Wednesday, July 6, 2011

Holiday travails

Either the world is going mad or I have become too soft. Everywhere I turn, the fad amongst people planning a break is to go on adventure holidays. These involve travelling to hard-to-reach destinations, living in camps and indulging in other assorted outdoorsy activities. Just recently I was chatting with a few friends in Bombay, talking about prospective vacations and trips, and most of them were planning to go into the jungles to see tigers, or trek through Nepal, or drive (if you can call fighting a car over potholed bullock cart tracks that) to Leh and Ladakh. Now these may sound exotic, but most of these places are in the most infra-structure challenged regions of the sub-continent. One cannot reach these places by air. You need to use multiple modes of travel, quite often including horses, camels and carts to get there. The views and scenery, once you reach your destination can be quite good, that is if your body and brain can appreciate it through the pummeling and jarring that they have endured. 

A few of my friends are soon embarking on a motorcycle trip to Northern India, on low technology Royal Enfield bikes. They will traverse the worst roads (if one can call them that) imaginable, over harsh terrain, in terrible weather, on a contraption that should have been abolished a century ago. The machine is uncomfortable on the best of roads; to actually pay good money to ride it for a week in those conditions is the height of masochism. For the pleasure of doing this, they will pay top dollar, risk physical injury, probably suffer from dysentery, live in scruffy hotels and come back with photographs of mountainous scenery that could have been taken from any European town.



Most of these places will not have electricity, or cut it off once it gets dark - basically when you need it most! (Seems quite a convenient way to save costs and charge your customers for it.) Food would also be extremely basic, and very often served when there is no chance that you would feel hungry. Pre-dawn breakfast and post-dark dinner without lights, are not conducive to eating well. Basically the concept is that you pay five star rates to enjoy negative star amenities, and you get bragging rights for the rest of your life as part of the package.
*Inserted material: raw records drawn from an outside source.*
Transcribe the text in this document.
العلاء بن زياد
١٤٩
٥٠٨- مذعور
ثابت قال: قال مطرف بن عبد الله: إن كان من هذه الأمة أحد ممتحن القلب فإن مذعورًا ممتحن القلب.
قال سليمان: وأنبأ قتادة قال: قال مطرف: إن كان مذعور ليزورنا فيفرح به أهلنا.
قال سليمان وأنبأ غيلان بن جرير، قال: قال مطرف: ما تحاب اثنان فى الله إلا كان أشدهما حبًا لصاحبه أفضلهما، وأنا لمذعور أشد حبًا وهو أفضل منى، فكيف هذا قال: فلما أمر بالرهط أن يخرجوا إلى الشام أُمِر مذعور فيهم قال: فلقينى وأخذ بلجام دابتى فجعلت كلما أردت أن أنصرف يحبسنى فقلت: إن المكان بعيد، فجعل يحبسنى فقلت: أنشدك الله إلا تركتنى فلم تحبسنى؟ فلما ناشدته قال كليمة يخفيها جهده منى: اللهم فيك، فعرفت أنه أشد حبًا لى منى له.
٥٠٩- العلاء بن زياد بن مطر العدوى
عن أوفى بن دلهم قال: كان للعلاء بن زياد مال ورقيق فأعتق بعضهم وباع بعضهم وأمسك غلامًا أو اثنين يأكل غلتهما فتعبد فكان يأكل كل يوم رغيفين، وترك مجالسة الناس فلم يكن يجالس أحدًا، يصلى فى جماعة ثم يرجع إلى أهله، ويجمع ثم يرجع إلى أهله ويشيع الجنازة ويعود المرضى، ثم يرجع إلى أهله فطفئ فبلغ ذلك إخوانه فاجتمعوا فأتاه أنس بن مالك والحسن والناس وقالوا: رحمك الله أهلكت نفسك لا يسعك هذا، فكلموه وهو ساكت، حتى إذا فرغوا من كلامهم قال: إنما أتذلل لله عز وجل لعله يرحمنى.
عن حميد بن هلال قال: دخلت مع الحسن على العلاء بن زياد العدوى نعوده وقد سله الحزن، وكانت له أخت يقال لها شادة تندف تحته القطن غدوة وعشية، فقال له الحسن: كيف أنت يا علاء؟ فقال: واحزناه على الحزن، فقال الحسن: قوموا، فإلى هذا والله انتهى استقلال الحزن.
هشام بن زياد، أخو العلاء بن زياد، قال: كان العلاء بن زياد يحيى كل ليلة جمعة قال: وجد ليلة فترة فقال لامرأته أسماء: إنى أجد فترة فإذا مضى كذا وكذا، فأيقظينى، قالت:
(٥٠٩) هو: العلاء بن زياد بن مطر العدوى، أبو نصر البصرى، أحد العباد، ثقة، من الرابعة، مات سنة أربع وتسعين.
I have had endured hardship and “roughing it out” as a kid. Being brought up in a lower middle class family in a developing country, provided me with enough perspective and first-hand experience about the harder aspects of life, to seek those any longer. We travelled to nearby hill stations on shoe string budgets, with three meals a day as optional. We used to grace establishments, where to call the conditions coarse would be an understatement, but we accepted them as we accepted a lot of other inconveniences. And this was when one travelled as a family - I would not even like to comment on our trips with friends. We had not seen better, and to be away from the madding crowd for a few days, even if it was to an undeveloped part of an under-developed country, was a luxury beyond compare. The quality of the air itself was worth the hardships, coming as we did from the smog-ridden polluted mega-city. To get brief glimpses of vistas with no signs of humans loitering, littering or defecating was priceless.

Now I favor staying in modern hotels, to colonial era buildings that provide you with an experience of life in the Eighteenth Century. I am definitely not at ease with tents, using leaves to wipe oneself, and the absence of electricity and running water. I also prefer to travel to places that are easily accessible to middle aged and slightly fussy tourists. Smooth roads and air-conditioned cars are a necessity, and direct air travel is the more preferred modes of conveyance. I seek comfort, over experience and being one with nature. If there is a good view, it has to come with Twenty First Century amenities. If there are animals to be seen, I would prefer to see them from within air-conditioned comfort, with a tall glass of a refreshing drink in my hand, and canapĂ©’s within easy reach. If that is not possible, then watching National Geographic on a wide screen television will suffice. The only hardship I would ‘choose’ to endure now is a rain shower - in the comfort of a hotel bathroom!
As a wit put it – The road less travelled, is less travelled for a reason.